Later, I watched him work on the Kagemusha portfolio. With his large, capable craftsman hands, he was painting one picture after another. The movements were swift and sure, he always knew just what he was going to do. The entire film was in his head, emerging through his fingers. Since he had no money to make the picture on film, he was making it on paper. What other director, I wondered, would do this, would care this much, and would be this immune to despair?

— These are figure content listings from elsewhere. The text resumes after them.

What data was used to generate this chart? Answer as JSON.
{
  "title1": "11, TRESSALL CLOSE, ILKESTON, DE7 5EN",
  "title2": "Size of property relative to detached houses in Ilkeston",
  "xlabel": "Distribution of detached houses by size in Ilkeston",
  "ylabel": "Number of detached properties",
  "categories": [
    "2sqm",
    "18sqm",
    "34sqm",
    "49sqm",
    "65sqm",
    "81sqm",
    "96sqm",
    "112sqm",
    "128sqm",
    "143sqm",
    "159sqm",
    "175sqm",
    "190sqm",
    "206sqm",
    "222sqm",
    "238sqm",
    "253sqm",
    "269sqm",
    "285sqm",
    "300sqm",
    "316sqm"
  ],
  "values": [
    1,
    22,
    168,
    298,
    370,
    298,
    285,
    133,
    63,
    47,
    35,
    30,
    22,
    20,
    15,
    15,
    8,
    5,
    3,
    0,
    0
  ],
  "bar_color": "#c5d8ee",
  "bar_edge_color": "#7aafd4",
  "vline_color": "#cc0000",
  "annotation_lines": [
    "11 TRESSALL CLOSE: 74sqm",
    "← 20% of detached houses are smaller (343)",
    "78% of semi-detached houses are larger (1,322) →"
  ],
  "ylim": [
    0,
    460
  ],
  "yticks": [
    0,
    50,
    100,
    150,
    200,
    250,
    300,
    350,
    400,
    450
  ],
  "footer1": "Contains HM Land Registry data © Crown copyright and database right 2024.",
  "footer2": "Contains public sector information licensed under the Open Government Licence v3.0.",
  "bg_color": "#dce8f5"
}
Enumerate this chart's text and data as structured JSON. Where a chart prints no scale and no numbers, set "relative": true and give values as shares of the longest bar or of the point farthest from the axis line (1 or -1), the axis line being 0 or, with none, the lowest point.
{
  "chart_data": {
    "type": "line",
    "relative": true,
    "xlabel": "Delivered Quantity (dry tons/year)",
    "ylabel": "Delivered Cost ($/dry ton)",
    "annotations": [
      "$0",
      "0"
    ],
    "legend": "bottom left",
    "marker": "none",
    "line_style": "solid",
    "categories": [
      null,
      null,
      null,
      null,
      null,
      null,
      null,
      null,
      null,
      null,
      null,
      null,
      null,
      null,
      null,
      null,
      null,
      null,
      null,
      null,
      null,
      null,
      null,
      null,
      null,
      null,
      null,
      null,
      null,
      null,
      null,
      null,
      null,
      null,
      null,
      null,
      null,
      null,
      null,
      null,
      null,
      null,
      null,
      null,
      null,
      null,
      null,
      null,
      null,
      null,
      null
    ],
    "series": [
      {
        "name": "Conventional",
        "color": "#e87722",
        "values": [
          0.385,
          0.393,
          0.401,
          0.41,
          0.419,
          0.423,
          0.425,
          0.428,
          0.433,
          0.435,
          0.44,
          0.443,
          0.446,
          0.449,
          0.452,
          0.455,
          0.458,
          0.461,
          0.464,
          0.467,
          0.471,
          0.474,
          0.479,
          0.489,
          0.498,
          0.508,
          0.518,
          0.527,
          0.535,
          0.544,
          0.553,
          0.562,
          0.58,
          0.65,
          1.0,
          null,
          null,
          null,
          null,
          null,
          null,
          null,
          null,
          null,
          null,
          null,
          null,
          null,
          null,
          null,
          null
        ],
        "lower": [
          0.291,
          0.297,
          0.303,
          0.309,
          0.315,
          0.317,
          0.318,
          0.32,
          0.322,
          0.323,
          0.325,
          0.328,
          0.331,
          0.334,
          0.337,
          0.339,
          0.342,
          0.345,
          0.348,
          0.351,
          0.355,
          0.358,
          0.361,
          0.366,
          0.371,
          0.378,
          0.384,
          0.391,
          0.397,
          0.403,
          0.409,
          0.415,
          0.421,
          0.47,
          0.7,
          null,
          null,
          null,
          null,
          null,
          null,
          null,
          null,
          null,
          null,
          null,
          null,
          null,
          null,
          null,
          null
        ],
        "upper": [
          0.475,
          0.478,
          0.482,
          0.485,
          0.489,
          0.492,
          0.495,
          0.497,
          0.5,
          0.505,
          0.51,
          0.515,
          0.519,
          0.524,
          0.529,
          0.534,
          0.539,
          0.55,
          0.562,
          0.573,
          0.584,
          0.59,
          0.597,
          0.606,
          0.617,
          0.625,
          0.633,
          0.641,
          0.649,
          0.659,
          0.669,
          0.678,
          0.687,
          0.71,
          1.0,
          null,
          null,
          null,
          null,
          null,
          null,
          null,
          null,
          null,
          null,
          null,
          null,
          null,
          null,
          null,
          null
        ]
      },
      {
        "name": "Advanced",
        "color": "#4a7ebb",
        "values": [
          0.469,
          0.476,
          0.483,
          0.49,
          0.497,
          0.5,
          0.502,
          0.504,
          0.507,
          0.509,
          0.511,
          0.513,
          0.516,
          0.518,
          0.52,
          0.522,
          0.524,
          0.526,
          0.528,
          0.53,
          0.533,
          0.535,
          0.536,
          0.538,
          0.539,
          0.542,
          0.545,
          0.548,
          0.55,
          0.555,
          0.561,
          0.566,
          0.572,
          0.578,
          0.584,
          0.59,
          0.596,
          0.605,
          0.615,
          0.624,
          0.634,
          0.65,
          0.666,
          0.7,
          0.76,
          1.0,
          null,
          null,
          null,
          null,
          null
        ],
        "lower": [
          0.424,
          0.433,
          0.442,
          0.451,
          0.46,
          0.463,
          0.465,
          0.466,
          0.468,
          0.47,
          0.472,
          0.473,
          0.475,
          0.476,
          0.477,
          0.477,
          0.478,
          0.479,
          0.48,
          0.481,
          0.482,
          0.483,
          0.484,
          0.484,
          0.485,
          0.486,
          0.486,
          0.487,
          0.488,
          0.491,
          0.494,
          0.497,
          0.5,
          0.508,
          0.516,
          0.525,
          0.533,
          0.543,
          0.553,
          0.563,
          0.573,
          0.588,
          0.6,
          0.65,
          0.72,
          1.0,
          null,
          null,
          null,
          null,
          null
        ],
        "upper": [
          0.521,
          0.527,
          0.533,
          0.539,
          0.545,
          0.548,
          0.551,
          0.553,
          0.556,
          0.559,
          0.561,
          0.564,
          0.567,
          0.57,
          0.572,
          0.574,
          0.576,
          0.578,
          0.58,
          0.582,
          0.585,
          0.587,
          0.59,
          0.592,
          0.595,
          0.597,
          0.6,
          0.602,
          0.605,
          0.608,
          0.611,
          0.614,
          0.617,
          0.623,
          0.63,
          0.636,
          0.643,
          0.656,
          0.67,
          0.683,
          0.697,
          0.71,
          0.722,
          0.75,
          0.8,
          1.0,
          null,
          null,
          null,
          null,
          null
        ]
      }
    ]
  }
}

As I looked at him I was struck once again by the disparity between his face and his hands, his head and his body. A workman’s body, very strong, and the hands of a craftsman. But the head is that of an ascetic, even more like a priest’s now that the hair is thin; the nose is large, the lips thin. The face is closed, indicative of great spiritual strength, like the faces in Zen paintings.

* * *

March 23, 1980; a Chinese restaurant near Seijo, It is Kurosawa’s 70th birthday—his family, his children, grandchildren, Nonchan, the staff and a few friends. Various birthday presents. But the best of all is the fact that Toho, George Lucas, Francis Coppola, and the residuals from Star Wars have made Kagemusha a reality.

I thought back to the 38-year-old director on the set of Drunken Angel in 1948. The intervening years had not made all that much difference—he wears caps now instead of floppy hats. I thought of the will that had created his films. Those big, strong hands were now delicately opening birthday presents, the fingers precise but very firm with unwilling knots, Kurosawa turned, smiled, and his great strong hand carefully smoothed the hair of a favorite grandson.

I thought too of that long gone ball point pen, worked until it forgot it was broken, until it began to write again.